Lost Era 06_ Catalyst of Sorrows - Margaret Wander Bonanno [69]
“We did notice considerable local activity on the way in,” Tuvok acknowledged.
“In two days we’ll cross into the Zone and the madness begins,” the Listener went on. The Tenji came in all sizes, shapes, and colors, and there was no way for her guests to know if she was a native or a human whose hair had been replaced with iridescent feathers. “You’ll want to be gone before then.”
“We plan to mingle with the outgoing traffic and slip into the Zone that way,” Sisko said.
The Listener thought this over. “Then we haven’t much time to get you the information you need. As if they didn’t already have reason to be jumpy, this time of year makes the Tenji even jumpier. They don’t like either side and, for obvious reasons, they feel more than a little vulnerable out here. But this is their world, and they make the best of it.”
The “obvious reasons” lay beyond the habitat domes of the planet’s enclosed cities. Tenjin’s axis was pointed toward its sun, leaving it a sharply divided world of barren lunar landscape, of pocked and pitted waterless wasteland, one hemisphere constantly fried by a merciless sun, the other facing the frozen void of open space. The Tenji lived entirely in enclosed habitats.
“Like so many huge glass paperweights,” Sisko had remarked as the Albatross juddered into her assigned berth in synchronous orbit above the night side.
“Indeed,” Tuvok had concurred.
Inside the habitats, night and day were internally regulated to keep the inhabitants from going mad with constant exposure to either light or dark. Outside the safety of the habitats, there was atmosphere to breathe but, depending on which side of the planet one lived on, the temperature was a constant of either desert heat or arctic cold, and dust storms or storms of needle-sharp ice crystals often obscured the stars. If they were ever attacked and their habitat domes damaged, the Tenji would not survive for long.

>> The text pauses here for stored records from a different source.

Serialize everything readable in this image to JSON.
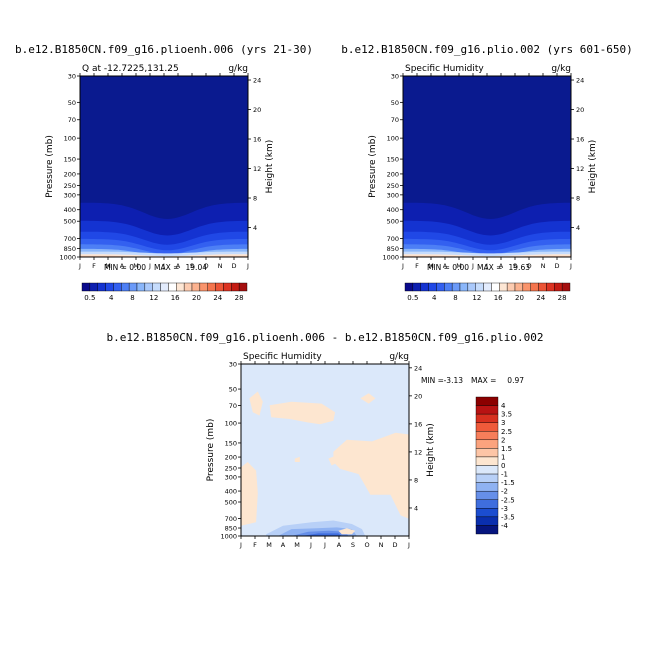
{
  "chart_data": [
    {
      "type": "heatmap",
      "title": "b.e12.B1850CN.f09_g16.plioenh.006 (yrs 21-30)",
      "subtitle_left": "Q at -12.7225,131.25",
      "units": "g/kg",
      "ylabel": "Pressure (mb)",
      "ylabel_right": "Height (km)",
      "x_ticks": [
        "J",
        "F",
        "M",
        "A",
        "M",
        "J",
        "J",
        "A",
        "S",
        "O",
        "N",
        "D",
        "J"
      ],
      "pressure_ticks": [
        "30",
        "50",
        "70",
        "100",
        "150",
        "200",
        "250",
        "300",
        "400",
        "500",
        "700",
        "850",
        "1000"
      ],
      "height_ticks": [
        "24",
        "20",
        "16",
        "12",
        "8",
        "4"
      ],
      "min_label": "MIN =",
      "min_value": "0.00",
      "max_label": "MAX =",
      "max_value": "19.04",
      "colorbar_labels": [
        "0.5",
        "4",
        "8",
        "12",
        "16",
        "20",
        "24",
        "28"
      ]
    },
    {
      "type": "heatmap",
      "title": "b.e12.B1850CN.f09_g16.plio.002 (yrs 601-650)",
      "subtitle_left": "Specific Humidity",
      "units": "g/kg",
      "ylabel": "Pressure (mb)",
      "ylabel_right": "Height (km)",
      "x_ticks": [
        "J",
        "F",
        "M",
        "A",
        "M",
        "J",
        "J",
        "A",
        "S",
        "O",
        "N",
        "D",
        "J"
      ],
      "pressure_ticks": [
        "30",
        "50",
        "70",
        "100",
        "150",
        "200",
        "250",
        "300",
        "400",
        "500",
        "700",
        "850",
        "1000"
      ],
      "height_ticks": [
        "24",
        "20",
        "16",
        "12",
        "8",
        "4"
      ],
      "min_label": "MIN =",
      "min_value": "0.00",
      "max_label": "MAX =",
      "max_value": "19.63",
      "colorbar_labels": [
        "0.5",
        "4",
        "8",
        "12",
        "16",
        "20",
        "24",
        "28"
      ]
    },
    {
      "type": "heatmap",
      "title": "b.e12.B1850CN.f09_g16.plioenh.006 - b.e12.B1850CN.f09_g16.plio.002",
      "subtitle_left": "Specific Humidity",
      "units": "g/kg",
      "ylabel": "Pressure (mb)",
      "ylabel_right": "Height (km)",
      "x_ticks": [
        "J",
        "F",
        "M",
        "A",
        "M",
        "J",
        "J",
        "A",
        "S",
        "O",
        "N",
        "D",
        "J"
      ],
      "pressure_ticks": [
        "30",
        "50",
        "70",
        "100",
        "150",
        "200",
        "250",
        "300",
        "400",
        "500",
        "700",
        "850",
        "1000"
      ],
      "height_ticks": [
        "24",
        "20",
        "16",
        "12",
        "8",
        "4"
      ],
      "min_label": "MIN =",
      "min_value": "-3.13",
      "max_label": "MAX =",
      "max_value": "0.97",
      "colorbar_labels": [
        "4",
        "3.5",
        "3",
        "2.5",
        "2",
        "1.5",
        "1",
        "0",
        "-1",
        "-1.5",
        "-2",
        "-2.5",
        "-3",
        "-3.5",
        "-4"
      ]
    }
  ],
  "colors": {
    "main_colorbar": [
      "#0a0a8c",
      "#0d1fb0",
      "#1433d1",
      "#2048e6",
      "#3360f0",
      "#4d7ff5",
      "#6b9af8",
      "#8ab6fa",
      "#aac9fb",
      "#c6dcfc",
      "#e3ecfd",
      "#ffffff",
      "#fde6d4",
      "#fccbb0",
      "#fbb28f",
      "#f9946c",
      "#f4754e",
      "#ec5436",
      "#dc3322",
      "#c41b13",
      "#a50f0f"
    ],
    "diff_colorbar": [
      "#8b0000",
      "#b81313",
      "#d7301f",
      "#ef5a3a",
      "#f77e5a",
      "#fba37e",
      "#fdc5a6",
      "#fde6d0",
      "#dbe8fa",
      "#b8d0f7",
      "#8fb2f2",
      "#668fe9",
      "#3f6ede",
      "#1b4dd0",
      "#0a2fae",
      "#06157e"
    ],
    "deep_blue": "#0a1a8f",
    "diff_background": "#dbe8fa",
    "diff_positive": "#fde6d0"
  }
}
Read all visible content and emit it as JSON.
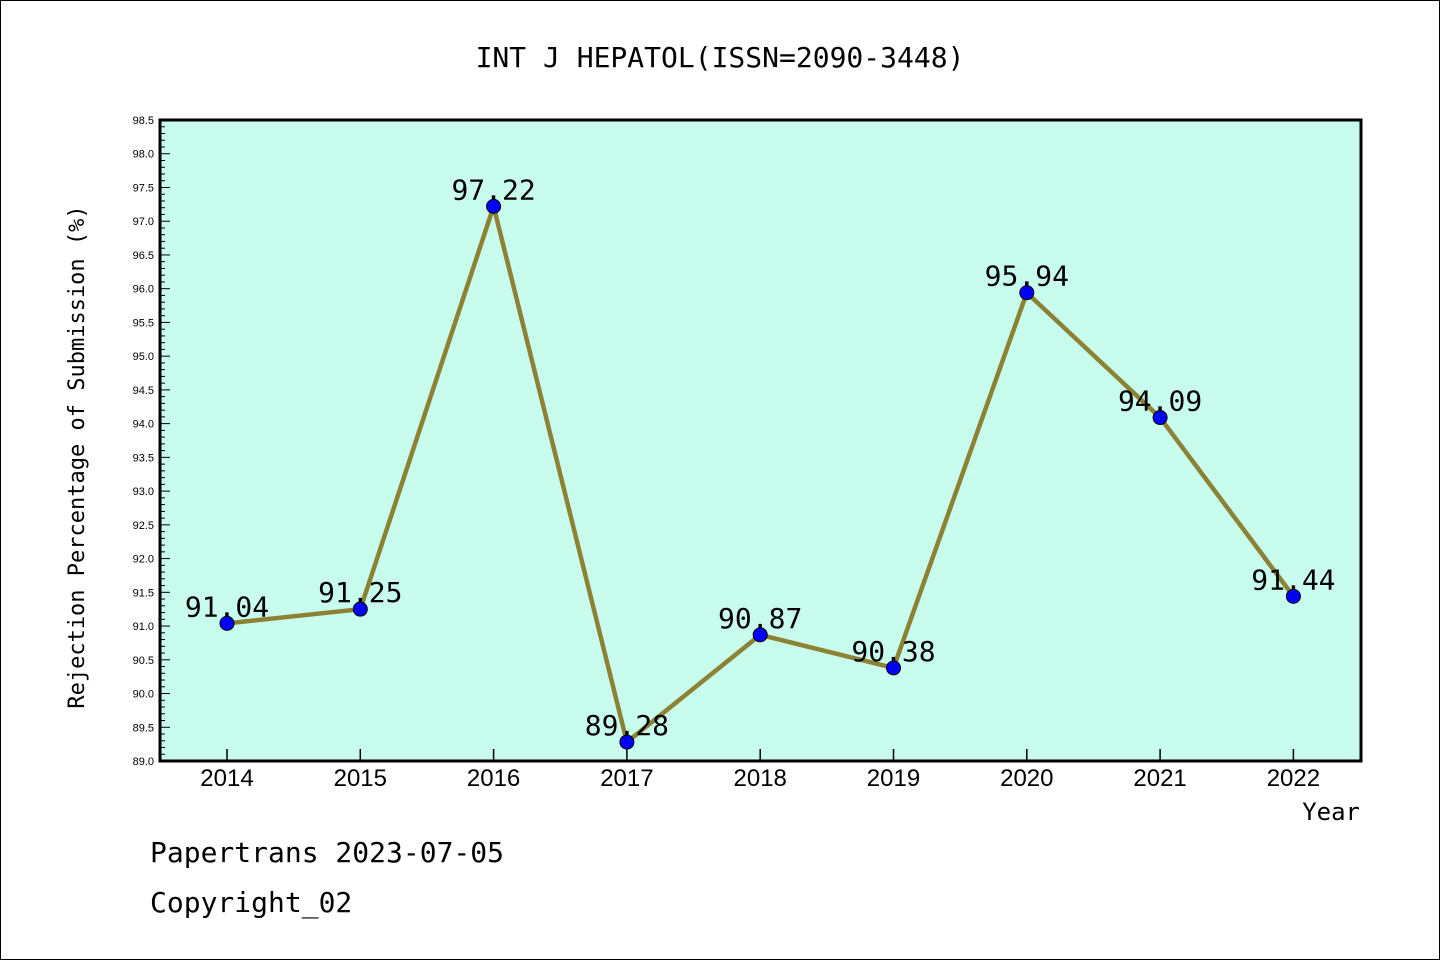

Still, within the tenuous safety of their domes, they had developed a rich and varied culture based primarily on trade. As one of the last free ports on the Federation side of the Zone, Tenjin flourished. Over a dozen species speaking as many languages strolled past the landing party amid a maze of kiosks and shops and restaurants exuding enticing sights, sounds, and smells; displaying clothing in more colors than the eye could see and the flashing lights of the latest personal technology; offering samples of everything from Risan massage to domjot games to freshly made chorizo. The Tenji themselves strutted and preened like so many peacocks.
“Market day in New Orleans meets Tokyo’s Ginza,” Sisko said, inhaling deeply. His educated sense of smell told him that someone somewhere in this place was preparing an eggplant ratatouille, and he intended to find out who and where. “Ever been to New Orleans, Tuvok?”
“I cannot say that I have,” Tuvok replied. He and Selar were enacting their Vulcan personae on Tenjin. As they moved with the crowds, Selar was surreptitiously scanning each passing shopper with a medscanner equipped with an added long-range filter to record every cough or sneeze occurring within this particular dome. Tuvok would as unobtrusively collect atmosphere samples, dust samples, even samples of the soil in the potted plants displayed everywhere, whereas Zetha-
“How do they live?” she blurted out, and Sisko realized she must be practically dizzy with sudden sensory overload. “Where does all this food come from?”
“My sister’s eldest,” Selar told the slightly startled Listener, absolutely deadpan, slipping the still-scanning medscanner into a pocket. “It is her first offworld journey.”